Definition
RSA measures breadth of eligibility: how many distinct prompt classes can successfully retrieve a document. A high RSA means the content is semantically versatile and discoverable across varied user intents; a low RSA means it answers only a narrow set of questions.
Mathematical formulation
RSA = | { p ∈ P : R(p, d) = 1 } |
P — predefined prompt set (your evaluation battery)
R(p, d) — binary retrieval function
1
→ document d is retrieved (top‑k, similarity threshold, or ranking rule met)→ document not retrieved for prompt p
Score range
Integer ≥ 0 (higher = broader surface area)
Computation Pipeline
- Prompt‑set design
- Build a taxonomy of intents (definition, how‑to, comparison, critique, etc.).
- Generate or hand‑craft representative prompts for each intent.
- Typical size: 500–2 000 prompts for reliable Monte‑Carlo estimates.
- Retrieval function R(p, d)
- Choose a retrieval method (vector similarity, BM25, hybrid).
- Define a success rule:
Top‑k (document appears within top‑k results) — or —
Threshold (similarity ≥ τ). - Run the retrieval engine for every prompt.
- Surface‑area count
RSA = count_successes(P)
The final integer is simply the number of prompts for which R = 1
.
- Normalisation (optional)
RSA_norm = RSA / |P| # value in 0.00–1.00
Use this if you want a proportional metric instead of a raw count.
Interpreting RSA Values
RSA (raw) | RSA_norm | Practical meaning | Typical action |
---|---|---|---|
> 800 | > 0.80 | Exceptional breadth | Prioritise for indexing; surface in more answer contexts |
500–800 | 0.50–0.80 | Broad coverage | Good; refine for niche queries |
200–500 | 0.20–0.50 | Moderate | Expand content to cover additional intents |
< 200 | < 0.20 | Narrow | Add sections/examples; improve metadata |
(Assumes |P| ≈ 1 000 prompts; adjust thresholds proportionally.)
Recommended Toolchain
Task | Suggested Tools |
---|---|
Prompt generation | LlamaIndex QuestionGenerator , GPT‑4o bulk prompt scripts |
Retrieval engine | FAISS / Elasticsearch hybrid; or OpenAI embeddings + rerank |
Shadow testing | LangChain BenchmarkRetrievalEvaluator |
Synthetic expansion | GPT‑4o “rewrite prompt in N variant intents” loop |
Best‑Practice Guidelines
- Publish the prompt taxonomy. RSA only has meaning when others can inspect or replicate P.
- Include domain‑specific prompts. Generic Q&A often over‑estimates surface area.
- Refresh annually. New user intents emerge; obsolete prompts skew the metric.
- Combine with TIS. High RSA + high Trust Integrity Score = ideal retrieval profile.
- Guard against prompt stuffing. Inflating
|P|
with near‑duplicates makes RSA easier to boost without real breadth.
Common Pitfalls
- Over‑broad success rule (e.g., top‑50 instead of top‑5) inflates RSA artificially.
- Ignoring multilingual prompts; if your audience is global, RSA should test other languages.
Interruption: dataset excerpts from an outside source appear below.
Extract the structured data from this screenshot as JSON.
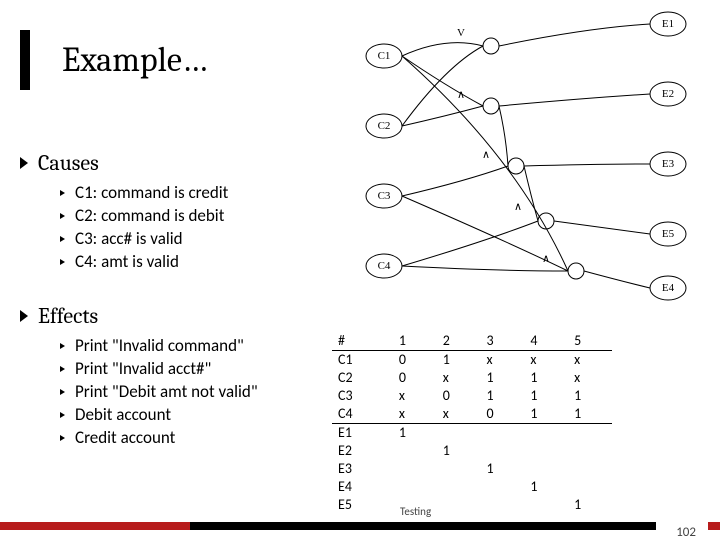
{
  "title": "Example…",
  "causes": {
    "header": "Causes",
    "items": [
      "C1: command is credit",
      "C2: command is debit",
      "C3: acc# is valid",
      "C4: amt is valid"
    ]
  },
  "effects": {
    "header": "Effects",
    "items": [
      "Print \"Invalid command\"",
      "Print \"Invalid acct#\"",
      "Print \"Debit amt not valid\"",
      "Debit account",
      "Credit account"
    ]
  },
  "table": {
    "headers": [
      "#",
      "1",
      "2",
      "3",
      "4",
      "5"
    ],
    "rows": [
      [
        "C1",
        "0",
        "1",
        "x",
        "x",
        "x"
      ],
      [
        "C2",
        "0",
        "x",
        "1",
        "1",
        "x"
      ],
      [
        "C3",
        "x",
        "0",
        "1",
        "1",
        "1"
      ],
      [
        "C4",
        "x",
        "x",
        "0",
        "1",
        "1"
      ],
      [
        "E1",
        "1",
        "",
        "",
        "",
        ""
      ],
      [
        "E2",
        "",
        "1",
        "",
        "",
        ""
      ],
      [
        "E3",
        "",
        "",
        "1",
        "",
        ""
      ],
      [
        "E4",
        "",
        "",
        "",
        "1",
        ""
      ],
      [
        "E5",
        "",
        "",
        "",
        "",
        "1"
      ]
    ],
    "split_after_row_index": 3
  },
  "footer": {
    "label": "Testing",
    "page": "102"
  },
  "diagram": {
    "causes": [
      "C1",
      "C2",
      "C3",
      "C4"
    ],
    "effects": [
      "E1",
      "E2",
      "E3",
      "E4",
      "E5"
    ],
    "operators": [
      "V",
      "∧",
      "∧",
      "∧",
      "∧"
    ]
  }
}
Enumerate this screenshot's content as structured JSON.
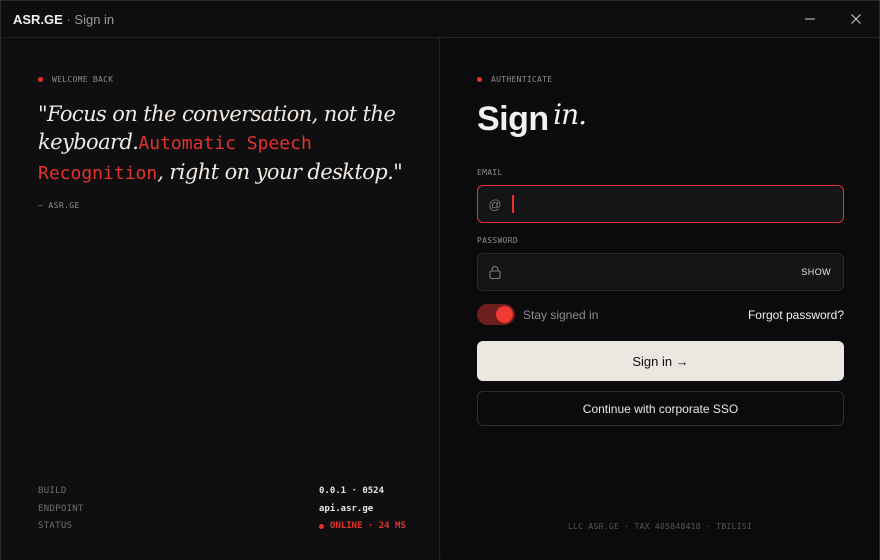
{
  "window": {
    "app_name": "ASR.GE",
    "separator": " · ",
    "subtitle": "Sign in",
    "minimize_icon": "minimize-icon",
    "close_icon": "close-icon"
  },
  "left": {
    "eyebrow": "WELCOME BACK",
    "quote_part1": "\"Focus on the conversation, not the keyboard.",
    "quote_highlight": "Automatic Speech Recognition",
    "quote_part2": ", right on your desktop.\"",
    "attribution": "— ASR.GE",
    "meta": [
      {
        "key": "BUILD",
        "value": "0.0.1 · 0524"
      },
      {
        "key": "ENDPOINT",
        "value": "api.asr.ge"
      },
      {
        "key": "STATUS",
        "value": "ONLINE · 24 MS"
      }
    ]
  },
  "right": {
    "eyebrow": "AUTHENTICATE",
    "heading_main": "Sign",
    "heading_accent": "in.",
    "email": {
      "label": "EMAIL",
      "prefix": "@",
      "value": "",
      "placeholder": ""
    },
    "password": {
      "label": "PASSWORD",
      "value": "",
      "placeholder": "",
      "show_label": "SHOW"
    },
    "stay_signed_in": {
      "label": "Stay signed in",
      "checked": true
    },
    "forgot_label": "Forgot password?",
    "sign_in_label": "Sign in →",
    "sso_label": "Continue with corporate SSO",
    "footer": "LLC ASR.GE · TAX 405848418 · TBILISI"
  },
  "colors": {
    "accent": "#e5322d",
    "background": "#0e0e10",
    "primary_button": "#ece8e1"
  }
}
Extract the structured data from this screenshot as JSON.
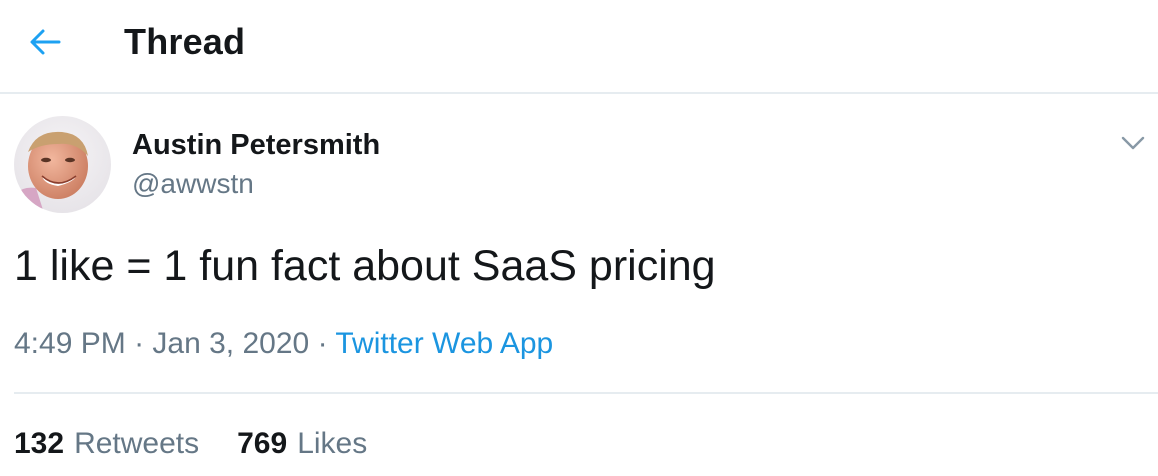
{
  "header": {
    "title": "Thread",
    "back_icon": "arrow-left-icon",
    "accent_color": "#1da1f2"
  },
  "tweet": {
    "author": {
      "name": "Austin Petersmith",
      "handle": "@awwstn",
      "avatar_icon": "user-avatar"
    },
    "more_icon": "chevron-down-icon",
    "text": "1 like = 1 fun fact about SaaS pricing",
    "meta": {
      "time": "4:49 PM",
      "separator": "·",
      "date": "Jan 3, 2020",
      "source": "Twitter Web App"
    },
    "stats": {
      "retweets_count": "132",
      "retweets_label": "Retweets",
      "likes_count": "769",
      "likes_label": "Likes"
    }
  },
  "colors": {
    "text": "#14171a",
    "secondary_text": "#657786",
    "link": "#1b95e0",
    "divider": "#e6ecf0"
  }
}
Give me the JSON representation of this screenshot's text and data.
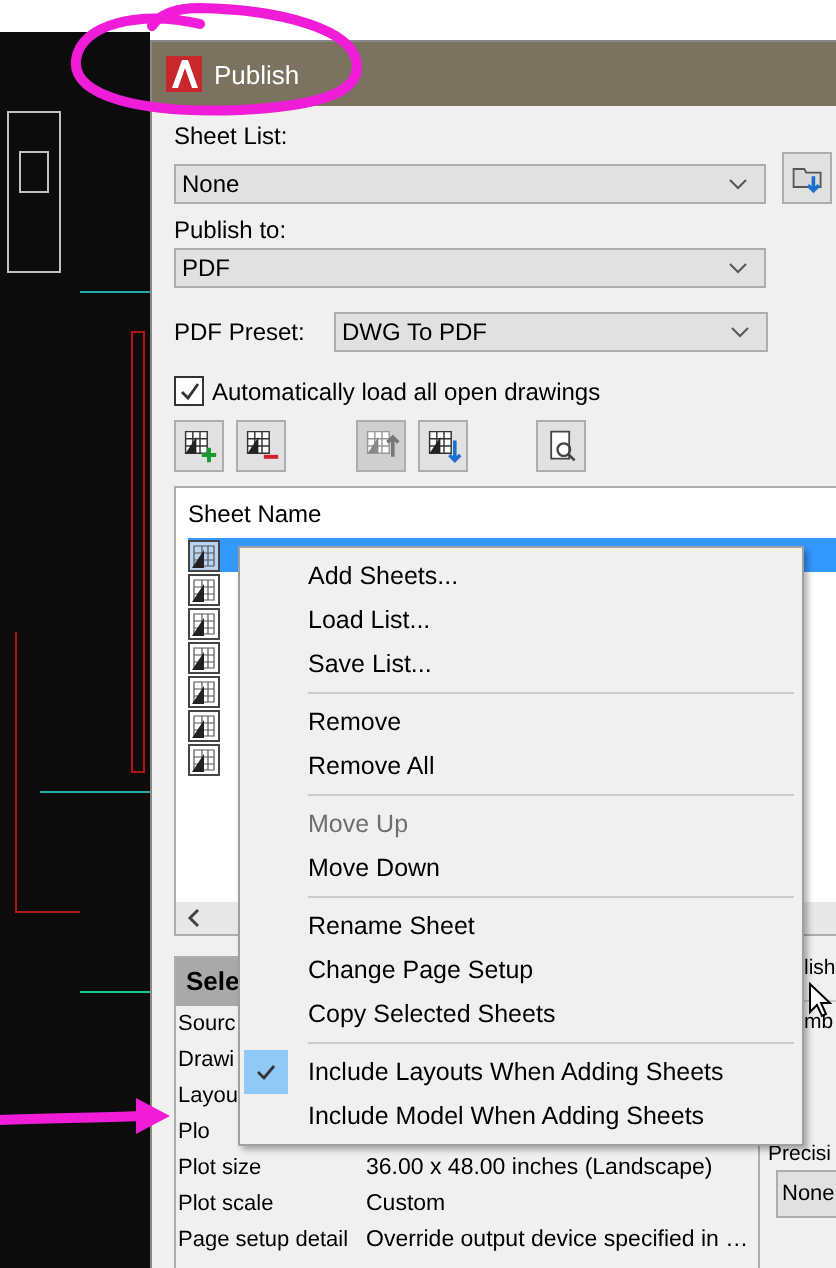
{
  "window": {
    "title": "Publish"
  },
  "sheet_list": {
    "label": "Sheet List:",
    "value": "None"
  },
  "publish_to": {
    "label": "Publish to:",
    "value": "PDF"
  },
  "pdf_preset": {
    "label": "PDF Preset:",
    "value": "DWG To PDF"
  },
  "auto_load": {
    "label": "Automatically load all open drawings",
    "checked": true
  },
  "toolbar": [
    {
      "kind": "add",
      "disabled": false
    },
    {
      "kind": "remove",
      "disabled": false
    },
    {
      "kind": "up",
      "disabled": true
    },
    {
      "kind": "down",
      "disabled": false
    },
    {
      "kind": "preview",
      "disabled": false
    }
  ],
  "sheets": {
    "header": "Sheet Name",
    "rows": [
      {
        "selected": true
      },
      {
        "selected": false
      },
      {
        "selected": false
      },
      {
        "selected": false
      },
      {
        "selected": false
      },
      {
        "selected": false
      },
      {
        "selected": false
      }
    ]
  },
  "context_menu": [
    {
      "kind": "item",
      "label": "Add Sheets...",
      "disabled": false
    },
    {
      "kind": "item",
      "label": "Load List...",
      "disabled": false
    },
    {
      "kind": "item",
      "label": "Save List...",
      "disabled": false
    },
    {
      "kind": "separator"
    },
    {
      "kind": "item",
      "label": "Remove",
      "disabled": false
    },
    {
      "kind": "item",
      "label": "Remove All",
      "disabled": false
    },
    {
      "kind": "separator"
    },
    {
      "kind": "item",
      "label": "Move Up",
      "disabled": true
    },
    {
      "kind": "item",
      "label": "Move Down",
      "disabled": false
    },
    {
      "kind": "separator"
    },
    {
      "kind": "item",
      "label": "Rename Sheet",
      "disabled": false
    },
    {
      "kind": "item",
      "label": "Change Page Setup",
      "disabled": false
    },
    {
      "kind": "item",
      "label": "Copy Selected Sheets",
      "disabled": false
    },
    {
      "kind": "separator"
    },
    {
      "kind": "check",
      "label": "Include Layouts When Adding Sheets",
      "checked": true
    },
    {
      "kind": "check",
      "label": "Include Model When Adding Sheets",
      "checked": false
    }
  ],
  "details": {
    "header": "Sele",
    "rows": [
      {
        "label": "Sourc"
      },
      {
        "label": "Drawi"
      },
      {
        "label": "Layou"
      },
      {
        "label": "Plo"
      },
      {
        "label": "Plot size",
        "value": "36.00 x 48.00 inches (Landscape)"
      },
      {
        "label": "Plot scale",
        "value": "Custom"
      },
      {
        "label": "Page setup detail",
        "value": "Override output device specified in …"
      }
    ]
  },
  "right_panel": {
    "texts": [
      "lish",
      "mb"
    ],
    "precision_label": "Precisi",
    "precision_value": "None"
  }
}
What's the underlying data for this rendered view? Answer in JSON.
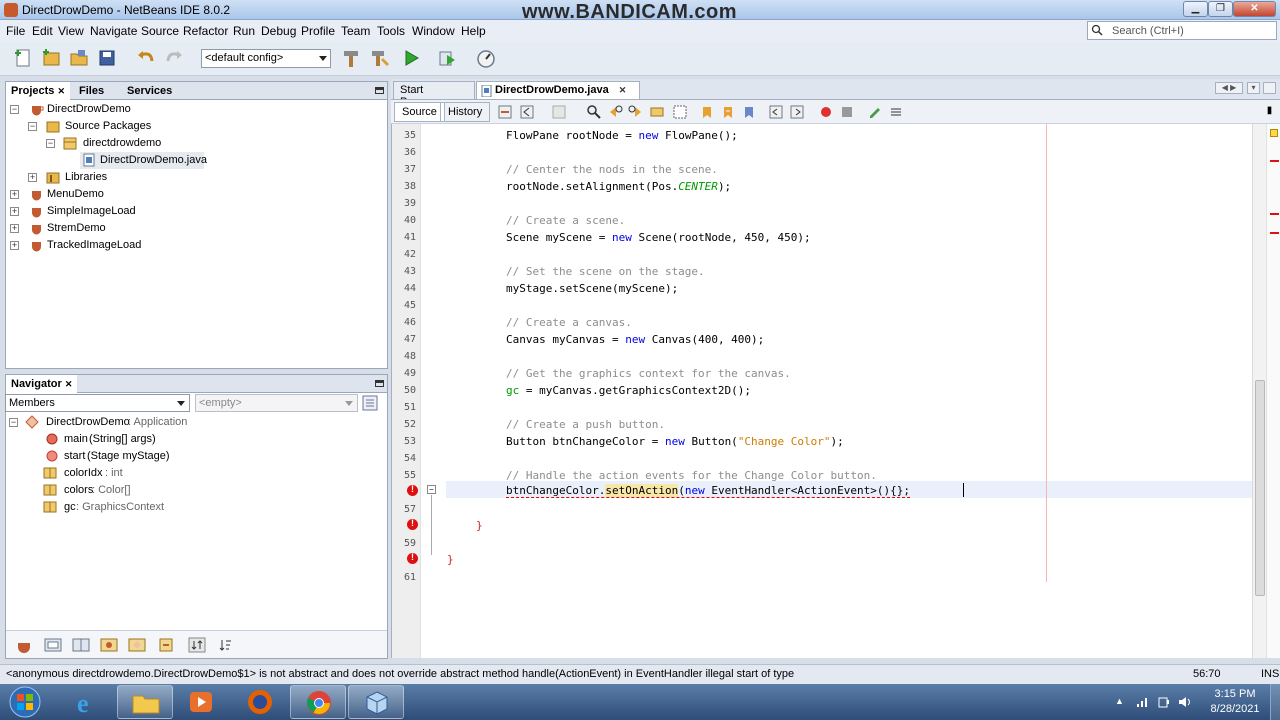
{
  "window": {
    "title": "DirectDrowDemo - NetBeans IDE 8.0.2",
    "watermark": "www.BANDICAM.com"
  },
  "menu": [
    "File",
    "Edit",
    "View",
    "Navigate",
    "Source",
    "Refactor",
    "Run",
    "Debug",
    "Profile",
    "Team",
    "Tools",
    "Window",
    "Help"
  ],
  "search": {
    "placeholder": "Search (Ctrl+I)"
  },
  "toolbar": {
    "config": "<default config>"
  },
  "projects_panel": {
    "tabs": [
      "Projects",
      "Files",
      "Services"
    ],
    "tree": [
      {
        "label": "DirectDrowDemo"
      },
      {
        "label": "Source Packages"
      },
      {
        "label": "directdrowdemo"
      },
      {
        "label": "DirectDrowDemo.java"
      },
      {
        "label": "Libraries"
      },
      {
        "label": "MenuDemo"
      },
      {
        "label": "SimpleImageLoad"
      },
      {
        "label": "StremDemo"
      },
      {
        "label": "TrackedImageLoad"
      }
    ]
  },
  "navigator": {
    "title": "Navigator",
    "filter": "Members",
    "filter2": "<empty>",
    "items": [
      {
        "name": "DirectDrowDemo",
        "type": " :: Application"
      },
      {
        "name": "main",
        "type": "(String[] args)"
      },
      {
        "name": "start",
        "type": "(Stage myStage)"
      },
      {
        "name": "colorIdx",
        "type": " : int"
      },
      {
        "name": "colors",
        "type": " : Color[]"
      },
      {
        "name": "gc",
        "type": " : GraphicsContext"
      }
    ]
  },
  "editor": {
    "tabs": [
      "Start Page",
      "DirectDrowDemo.java"
    ],
    "source_label": "Source",
    "history_label": "History",
    "line_numbers": [
      "35",
      "36",
      "37",
      "38",
      "39",
      "40",
      "41",
      "42",
      "43",
      "44",
      "45",
      "46",
      "47",
      "48",
      "49",
      "50",
      "51",
      "52",
      "53",
      "54",
      "55",
      "56",
      "57",
      "58",
      "59",
      "60",
      "61"
    ]
  },
  "status": {
    "message": "<anonymous directdrowdemo.DirectDrowDemo$1> is not abstract and does not override abstract method handle(ActionEvent) in EventHandler  illegal start of type",
    "position": "56:70",
    "mode": "INS"
  },
  "taskbar": {
    "time": "3:15 PM",
    "date": "8/28/2021"
  }
}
- Assuming bigger is always better; a highly specialised document can be useful even at low RSA—context matters.
Worked Example
Setup:
|P| = 1,000 prompts
Success rule: document must appear in top‑10 results
Results:
Retrieval successes = 643
RSA (raw) = 643
RSA_norm = 643 / 1,000 ≈ 0.64
Interpretation – The document satisfies 64 % of tested intents: strong but with room to expand into remaining niches.